Philippe Goossens, avocat associé, Altana, expert du Club des juristes

Les débats qui ont animé le législateur lors de l’adoption de la loi de prorogation de l’état d’urgence sanitaire, ont porté sur les conditions de mise en cause de la responsabilité pénale des décideurs publics et privés. Fallait-il dépénaliser pour ne pas risquer une paralysie de l’action publique ou privée, ou au contraire surpénaliser d’éventuels manquements face à cette pandémie aux conséquences funestes ?

La discussion parlementaire a donné lieu à l’adoption d’une légère modification du Code de la santé publique relative à l’application de l’article 121-3 du Code pénal. La notion de « situation de crise ayant justifié l’état d’urgence sanitaire » a été introduite pour apprécier la responsabilité pénale des décideurs. La montagne n’aurait-elle pas accouché d’une souris législative puisque la responsabilité pénale doit depuis longtemps s’apprécier in concreto et non in abstracto. Il est frappant d’entendre certains commentateurs crier au scandale d’une prétendue amnistie cachée, là ou d’autres commentant le même texte regrettent une disposition insuffisamment protectrice… S’agissant des décideurs publics, on ne peut que s’inquiéter de l’augmentation des poursuites à leur encontre.
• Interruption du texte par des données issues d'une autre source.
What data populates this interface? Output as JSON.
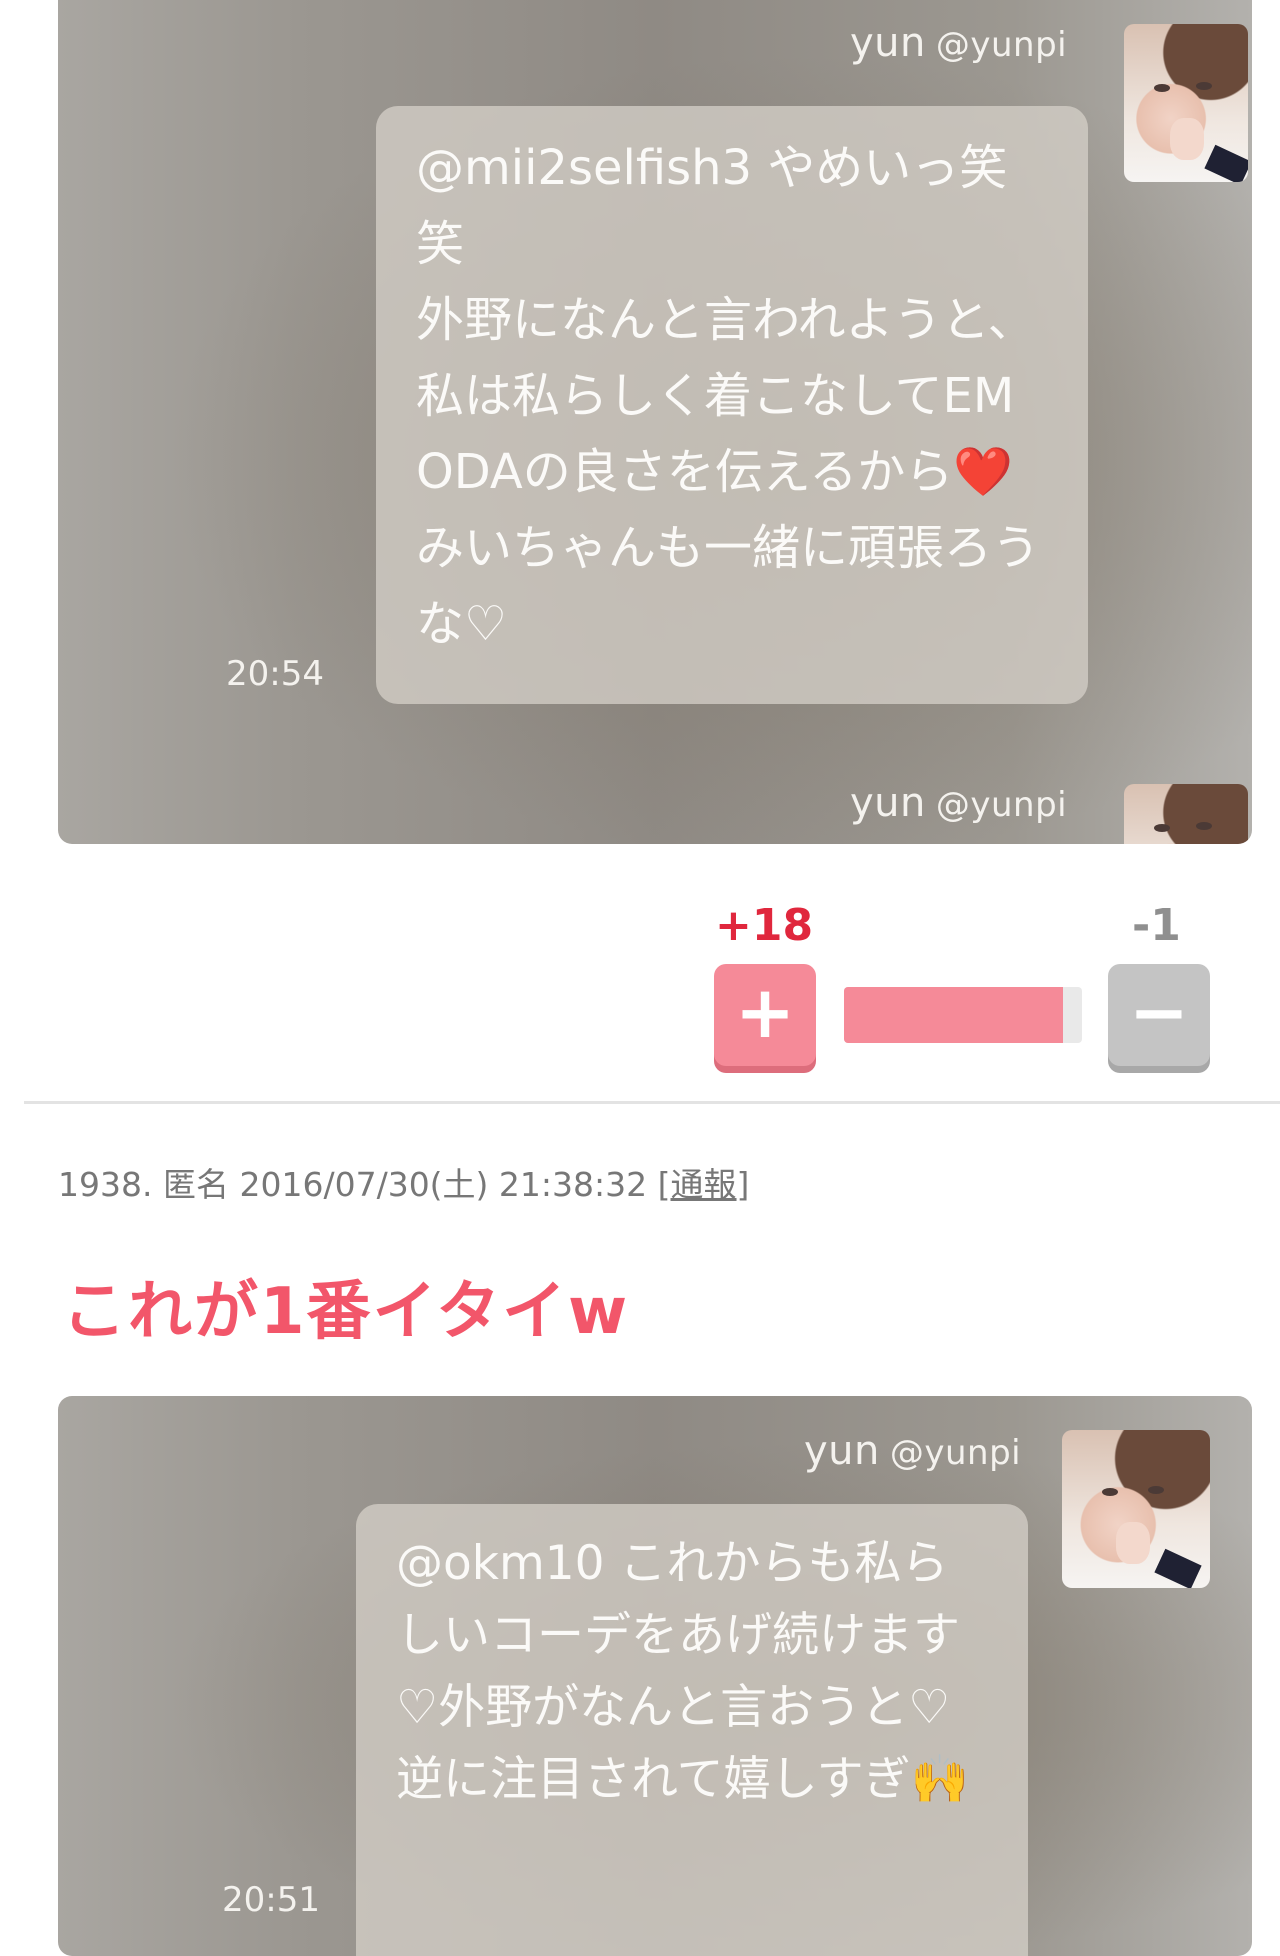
{
  "screenshots": [
    {
      "user_name": "yun",
      "user_handle": "@yunpi",
      "message": "@mii2selfish3 やめいっ笑笑\n外野になんと言われようと、私は私らしく着こなしてEMODAの良さを伝えるから❤️みいちゃんも一緒に頑張ろうな♡",
      "time": "20:54",
      "next_user_name": "yun",
      "next_user_handle": "@yunpi"
    },
    {
      "user_name": "yun",
      "user_handle": "@yunpi",
      "message": "@okm10 これからも私らしいコーデをあげ続けます♡外野がなんと言おうと♡逆に注目されて嬉しすぎ🙌",
      "time": "20:51"
    }
  ],
  "vote": {
    "plus_count": "+18",
    "minus_count": "-1",
    "plus_label": "+",
    "minus_label": "−",
    "plus_ratio": 0.92
  },
  "comment": {
    "number": "1938.",
    "author": "匿名",
    "datetime": "2016/07/30(土) 21:38:32",
    "report_label": "通報",
    "body": "これが1番イタイw"
  },
  "colors": {
    "accent_pink": "#f2566a",
    "plus_red": "#e0273d",
    "plus_button": "#f58a98",
    "minus_button": "#c4c4c4"
  }
}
Le juge pénal est-il le juge naturel des fautes politiques ?

Sanctionner une faute politique non intentionnelle par le juge pénal ouvre la porte à un dangereux affaiblissement du pouvoir politique. En ce qui concerne les dirigeants privés, les dispositions de la loi Fauchon permettaient déjà de se prévaloir de la situation sanitaire, même en l’absence de tout ajout par la loi de 2020. Pourtant, on ne peut exclure que des personnes saisissent la justice pénale considérant que les conséquences, parfois dramatiques sur la santé, ne seraient pas le fait de la nature, mais la conséquence d’une faute pénale. C’est en effet une constante de l’évolution de notre société que de vouloir toujours trouver un responsable à tout malheur.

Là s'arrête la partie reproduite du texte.